Continuum and discrete models for structures including (quasi-) inextensible elasticae with a view to the design and modeling of composite reinforcements

Abstract

Inspired by some composite fiber reinforcements used in aeronautical engineering and by the need of conceiving new metamaterials, some discrete models including (quasi-) inextensible elasticae are considered. A class of continuum models approximately describing the macroscopic mechanical behavior of introduced structures is then heuristically proposed. Some of these continuum models can be regarded as a special kind of second-gradient elastic media, in which the higher-gradient elasticity is conferred by the flexural stiffnesses of elasticae constituting the microscopic lattice.
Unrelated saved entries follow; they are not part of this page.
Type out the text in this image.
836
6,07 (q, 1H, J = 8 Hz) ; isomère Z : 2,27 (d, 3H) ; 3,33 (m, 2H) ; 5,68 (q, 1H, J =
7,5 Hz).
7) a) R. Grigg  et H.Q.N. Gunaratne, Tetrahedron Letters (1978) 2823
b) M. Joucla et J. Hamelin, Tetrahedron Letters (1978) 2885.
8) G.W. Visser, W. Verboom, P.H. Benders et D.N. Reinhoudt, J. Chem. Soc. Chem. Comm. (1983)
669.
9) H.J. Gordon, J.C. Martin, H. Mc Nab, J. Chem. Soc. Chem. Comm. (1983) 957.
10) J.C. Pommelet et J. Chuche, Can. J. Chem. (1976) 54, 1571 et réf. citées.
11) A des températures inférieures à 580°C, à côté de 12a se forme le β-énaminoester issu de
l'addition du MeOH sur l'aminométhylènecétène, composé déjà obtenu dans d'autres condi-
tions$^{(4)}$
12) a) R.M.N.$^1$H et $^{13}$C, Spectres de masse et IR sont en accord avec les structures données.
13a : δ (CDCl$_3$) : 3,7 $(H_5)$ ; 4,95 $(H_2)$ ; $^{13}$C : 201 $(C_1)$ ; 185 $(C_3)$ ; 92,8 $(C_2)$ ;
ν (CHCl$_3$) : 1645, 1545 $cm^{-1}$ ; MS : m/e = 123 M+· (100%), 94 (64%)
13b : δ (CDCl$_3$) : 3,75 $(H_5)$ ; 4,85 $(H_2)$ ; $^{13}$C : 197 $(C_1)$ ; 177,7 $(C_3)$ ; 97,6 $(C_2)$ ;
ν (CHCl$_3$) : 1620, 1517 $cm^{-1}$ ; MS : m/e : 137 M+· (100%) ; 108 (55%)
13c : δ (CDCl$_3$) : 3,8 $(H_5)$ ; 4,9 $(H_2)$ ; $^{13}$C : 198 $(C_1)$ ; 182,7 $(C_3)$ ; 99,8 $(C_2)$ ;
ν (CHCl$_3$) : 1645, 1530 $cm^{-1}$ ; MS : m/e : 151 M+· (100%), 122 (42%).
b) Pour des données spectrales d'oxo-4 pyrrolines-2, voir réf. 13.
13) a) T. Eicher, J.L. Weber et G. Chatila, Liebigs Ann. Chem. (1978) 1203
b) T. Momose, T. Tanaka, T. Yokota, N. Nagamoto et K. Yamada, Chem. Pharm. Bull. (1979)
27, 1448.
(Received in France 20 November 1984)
The discrete models are studied by means of suitably tailored numerical codes designed to avoid numerical instabilities and locking and a comparison of discrete versus continuum models is attempted. The obtained results show that the theory of generalized continua may be useful in some engineering applications and it plays a relevant role in the mechanics of woven composites. The introduced discrete and continuum models are used to describe the so-called bias extension test on woven fabrics and it is shown that a good choice to correctly reproduce the targeted phenomenology is to use a second gradient continuum theory. However, as discussed throughout the paper, in the context of rigorous micro–macro identification procedures there still remain many open problems to be solved, especially when dealing with systems subjected to particular constraints, such as inextensibility.